Investigate Potential Issues
We can’t stress the importance of due diligence enough. During your investigation, issues may arise that significantly impact the deal. Consequently, you should know when to walk away from a merger or acquisition. The potential gains may not outweigh the legal liabilities or reputational issues.
Components of due diligence include:
- Good standing: Contact the entity formation state and any foreign states where the target company is registered to do business. It should be current with filing and fee requirements.
- Reputation: A target company may go to great lengths to hide the fact that vendors and commercial customers won’t work with them. Analyze their reputation with customers, regulatory agencies, and vendors to ensure you can overcome any issues.

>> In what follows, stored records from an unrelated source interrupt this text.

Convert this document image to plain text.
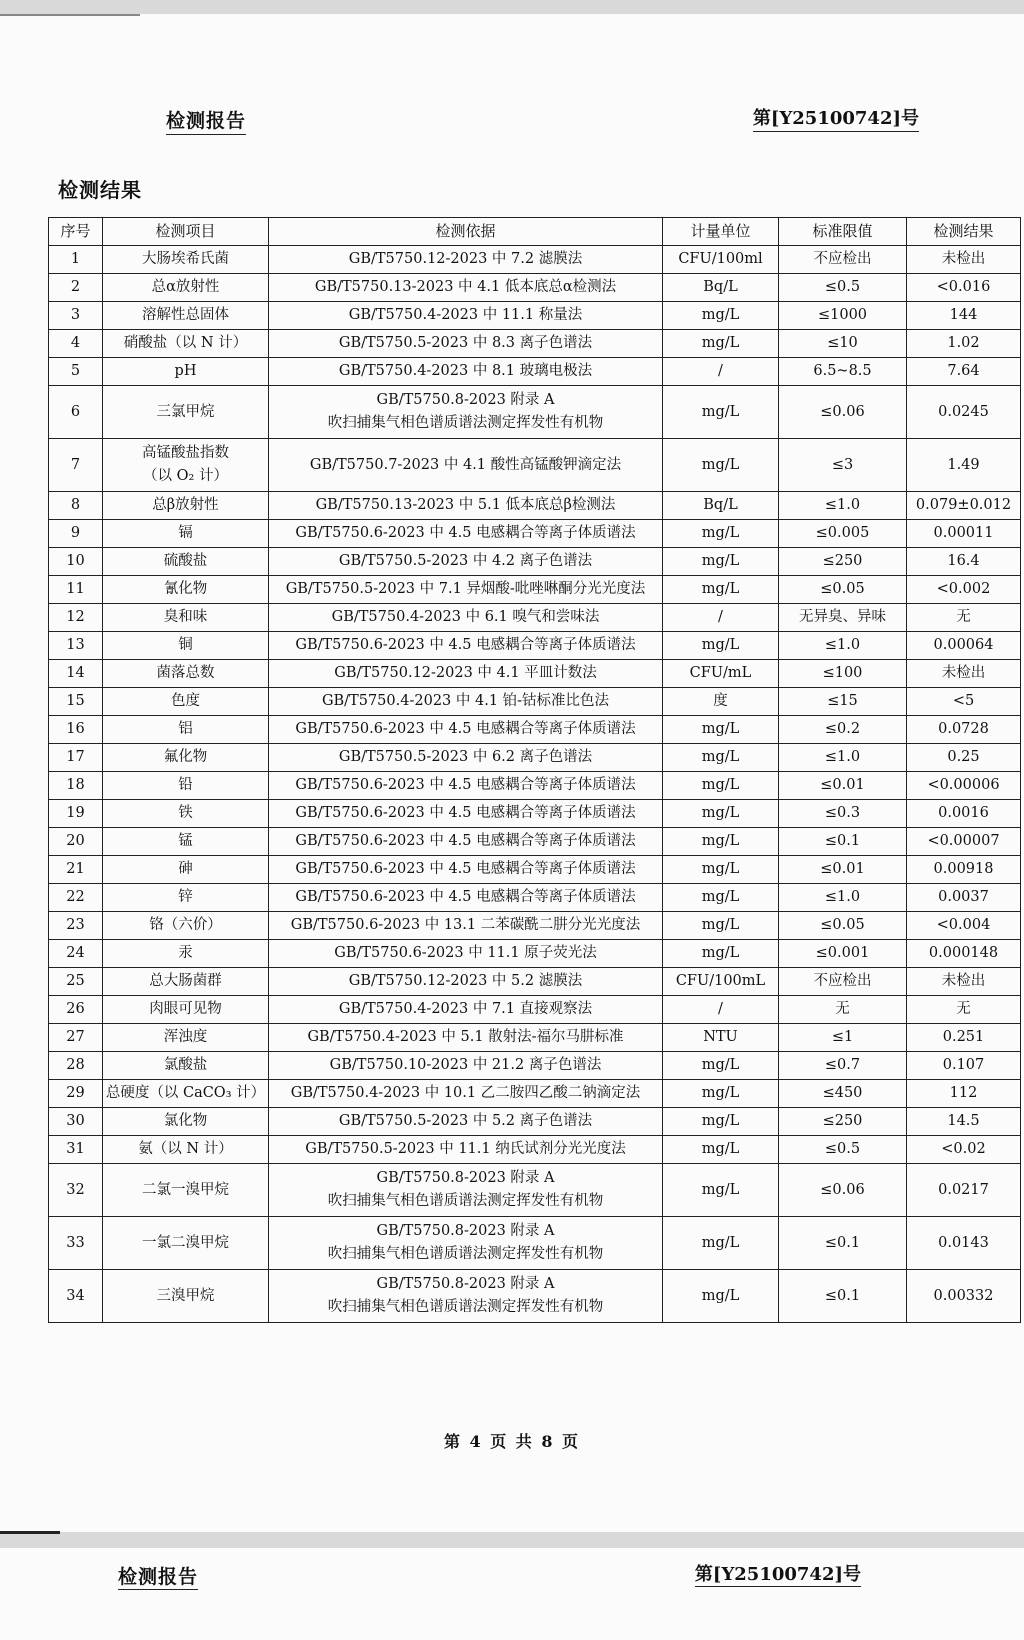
检测报告	第[Y25100742]号
检测结果
序号	检测项目	检测依据	计量单位	标准限值	检测结果
1	大肠埃希氏菌	GB/T5750.12-2023 中 7.2 滤膜法	CFU/100ml	不应检出	未检出
2	总α放射性	GB/T5750.13-2023 中 4.1 低本底总α检测法	Bq/L	≤0.5	<0.016
3	溶解性总固体	GB/T5750.4-2023 中 11.1 称量法	mg/L	≤1000	144
4	硝酸盐（以 N 计）	GB/T5750.5-2023 中 8.3 离子色谱法	mg/L	≤10	1.02
5	pH	GB/T5750.4-2023 中 8.1 玻璃电极法	/	6.5~8.5	7.64
6	三氯甲烷	GB/T5750.8-2023 附录 A
吹扫捕集气相色谱质谱法测定挥发性有机物	mg/L	≤0.06	0.0245
7	高锰酸盐指数
（以 O₂ 计）	GB/T5750.7-2023 中 4.1 酸性高锰酸钾滴定法	mg/L	≤3	1.49
8	总β放射性	GB/T5750.13-2023 中 5.1 低本底总β检测法	Bq/L	≤1.0	0.079±0.012
9	镉	GB/T5750.6-2023 中 4.5 电感耦合等离子体质谱法	mg/L	≤0.005	0.00011
10	硫酸盐	GB/T5750.5-2023 中 4.2 离子色谱法	mg/L	≤250	16.4
11	氰化物	GB/T5750.5-2023 中 7.1 异烟酸-吡唑啉酮分光光度法	mg/L	≤0.05	<0.002
12	臭和味	GB/T5750.4-2023 中 6.1 嗅气和尝味法	/	无异臭、异味	无
13	铜	GB/T5750.6-2023 中 4.5 电感耦合等离子体质谱法	mg/L	≤1.0	0.00064
14	菌落总数	GB/T5750.12-2023 中 4.1 平皿计数法	CFU/mL	≤100	未检出
15	色度	GB/T5750.4-2023 中 4.1 铂-钴标准比色法	度	≤15	<5
16	铝	GB/T5750.6-2023 中 4.5 电感耦合等离子体质谱法	mg/L	≤0.2	0.0728
17	氟化物	GB/T5750.5-2023 中 6.2 离子色谱法	mg/L	≤1.0	0.25
18	铅	GB/T5750.6-2023 中 4.5 电感耦合等离子体质谱法	mg/L	≤0.01	<0.00006
19	铁	GB/T5750.6-2023 中 4.5 电感耦合等离子体质谱法	mg/L	≤0.3	0.0016
20	锰	GB/T5750.6-2023 中 4.5 电感耦合等离子体质谱法	mg/L	≤0.1	<0.00007
21	砷	GB/T5750.6-2023 中 4.5 电感耦合等离子体质谱法	mg/L	≤0.01	0.00918
22	锌	GB/T5750.6-2023 中 4.5 电感耦合等离子体质谱法	mg/L	≤1.0	0.0037
23	铬（六价）	GB/T5750.6-2023 中 13.1 二苯碳酰二肼分光光度法	mg/L	≤0.05	<0.004
24	汞	GB/T5750.6-2023 中 11.1 原子荧光法	mg/L	≤0.001	0.000148
25	总大肠菌群	GB/T5750.12-2023 中 5.2 滤膜法	CFU/100mL	不应检出	未检出
26	肉眼可见物	GB/T5750.4-2023 中 7.1 直接观察法	/	无	无
27	浑浊度	GB/T5750.4-2023 中 5.1 散射法-福尔马肼标准	NTU	≤1	0.251
28	氯酸盐	GB/T5750.10-2023 中 21.2 离子色谱法	mg/L	≤0.7	0.107
29	总硬度（以 CaCO₃ 计）	GB/T5750.4-2023 中 10.1 乙二胺四乙酸二钠滴定法	mg/L	≤450	112
30	氯化物	GB/T5750.5-2023 中 5.2 离子色谱法	mg/L	≤250	14.5
31	氨（以 N 计）	GB/T5750.5-2023 中 11.1 纳氏试剂分光光度法	mg/L	≤0.5	<0.02
32	二氯一溴甲烷	GB/T5750.8-2023 附录 A
吹扫捕集气相色谱质谱法测定挥发性有机物	mg/L	≤0.06	0.0217
33	一氯二溴甲烷	GB/T5750.8-2023 附录 A
吹扫捕集气相色谱质谱法测定挥发性有机物	mg/L	≤0.1	0.0143
34	三溴甲烷	GB/T5750.8-2023 附录 A
吹扫捕集气相色谱质谱法测定挥发性有机物	mg/L	≤0.1	0.00332
第 4 页 共 8 页
检测报告	第[Y25100742]号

- Uniform Commercial Code (UCC) filings: Find out if the target company is a secured creditor or debtor, which impacts its financial condition.
- Legal issues: Ensure that the target company isn’t party to any lawsuits or other legal matters that would transfer liability to you after purchasing.
- Business licenses: Review all local, state, and federal licenses and permits to ensure the company can legally operate.
- Valuation and accounting errors: Assess financial reports with a critical eye. Mistakes can undermine an M&A’s appreciated value.
- Intellectual property assets: Some portable restroom operators have copyrights, trademarks, or patents. Confirm they have legal protection and aren’t infringing on other intellectual property assets.
- Anti-money laundering: Although rare, it’s essential to verify that target business owners haven’t done business with individuals or companies that the U.S. has sanctioned.
Think About the Transfer Process
There are several steps to transferring ownership and ensuring legal compliance. You may need to register changes with states, follow corporate laws (for incorporated businesses), or get approval from regulatory authorities. These activities can take months and seriously delay the transfer process. Remember to factor in dissolving your old company, opening new bank accounts, and reapplying for permits and licenses.
Consider Professional Assistance
If you’re considering a merger or acquisition transaction, working with an M&A advisory or brokerage firm with experience with your company’s size and location can streamline the process. They can help you find businesses for sale and buyers for your portable restroom company. Likewise, they can handle many other M&A details, giving you the time to run your existing business.
Look for advisors who understand the sanitation industry and focus on your needs. For instance, FMC Advisors attends the Portable Sanitation Association International’s Annual Convention & Trade Show and doesn’t require any upfront fees. They excel at negotiating but also provide practical advice tailored to your situation.
Merger and acquisition advisors and brokers assist with:
- Finding legal and financial professionals
- Business valuation
- Developing a marketing strategy
- Vetting potential buyers or sellers
- Arranging finances for the deal
- Making and negotiating offers
- Structuring transactions
- Drafting deal and legal terms
- Coordinating closing activities
Final Word: Think Strategically and Start Early
Few portable restroom owners think about mergers and acquisitions when starting their businesses. However, market, economic, and life changes can leave you in a challenging position or bless you with the ability to build an empire. Powell suggests buyers “start gathering information now or search for advisors who can assist you with the process.”
Additionally, check out available acquisitions, even if the timing isn’t right. Doing so can help you “gain valuable knowledge by going through the process.” Conversely, “you may find the opportunity is too good to pass up.”